To be fully interactive would mean that the user could enter the code and reprogram how the system of the virtual reality functions. Ryan (1994) discusses a virtual golf game and says 'if the user ... hits a golf ball he wants it to land on the ground, and not to turn into a bird and disappear in the sky" (26). However, in a fully interactive game, the user could turn the golf ball into a bird or even a dinosaur. Full interactivity is in some ways the opposite of the Platonic cave. Plato talks about those chained to the wall, escaping and moving to the world outside the cave. A fully interactive game would have the user move from outside the cave to inside and manipulate the shadows on the wall. The user would become the force creating the shadows on the wall, while also totally immersed in what was being created.

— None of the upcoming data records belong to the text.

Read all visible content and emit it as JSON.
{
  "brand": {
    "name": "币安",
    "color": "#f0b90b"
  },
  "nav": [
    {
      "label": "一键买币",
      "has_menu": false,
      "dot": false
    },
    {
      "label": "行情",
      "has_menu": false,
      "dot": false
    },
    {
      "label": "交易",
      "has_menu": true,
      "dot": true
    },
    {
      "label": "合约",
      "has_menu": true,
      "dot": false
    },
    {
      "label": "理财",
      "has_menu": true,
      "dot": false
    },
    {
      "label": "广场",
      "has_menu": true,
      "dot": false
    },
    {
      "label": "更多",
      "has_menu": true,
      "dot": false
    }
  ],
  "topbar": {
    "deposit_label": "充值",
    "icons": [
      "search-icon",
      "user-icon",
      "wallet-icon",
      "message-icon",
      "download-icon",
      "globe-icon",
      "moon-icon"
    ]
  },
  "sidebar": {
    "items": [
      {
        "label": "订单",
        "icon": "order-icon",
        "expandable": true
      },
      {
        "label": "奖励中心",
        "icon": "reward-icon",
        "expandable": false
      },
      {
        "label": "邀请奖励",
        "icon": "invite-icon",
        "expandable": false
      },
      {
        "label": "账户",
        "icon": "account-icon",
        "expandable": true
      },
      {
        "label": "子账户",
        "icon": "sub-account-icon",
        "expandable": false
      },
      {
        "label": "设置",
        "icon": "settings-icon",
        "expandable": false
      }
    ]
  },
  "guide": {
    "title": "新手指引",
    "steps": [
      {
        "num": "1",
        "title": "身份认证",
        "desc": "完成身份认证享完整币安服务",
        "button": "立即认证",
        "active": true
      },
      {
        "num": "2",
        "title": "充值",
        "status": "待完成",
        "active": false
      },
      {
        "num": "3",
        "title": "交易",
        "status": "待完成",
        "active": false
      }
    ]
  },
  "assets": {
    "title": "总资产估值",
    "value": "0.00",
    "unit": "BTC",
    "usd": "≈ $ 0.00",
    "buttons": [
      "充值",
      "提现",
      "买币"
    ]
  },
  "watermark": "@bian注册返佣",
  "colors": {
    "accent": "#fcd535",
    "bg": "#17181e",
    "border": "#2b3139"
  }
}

So full interactivity presents an opportunity to become completely in control of the VR process. It also presents problems because to be in control of the VR, means that one cannot be totally immersed in the process. It also means that a serious knowledge of computers is required for the manipulation of the code. If the interface becomes invisible, only those who have a superior knowledge of how computers function could continue to manipulate it while those who have now knowledge would continue to be manipulated by the VR spectacle. The power relations between video game producer and high knowledge user would change, but those without specialized knowledge could not use the full interactivity. Instead they would become fully immersed in the VR spectacle without any authorial controls. They would continue to be manipulated without recognition of said manipulation. Knowledge (of computer processing) would become power.

The concept of a video game that is fully interactive has yet to come to fruition. However, if one were designed and the user were able to fully manipulate the code and structures of the game, the concept of fully interactivity may be presented and used. However, full interactivity does not just mean that the game is successful. Instead, it presents a whole new set of power relations that still derive from the commodity spectacle of the video game itself.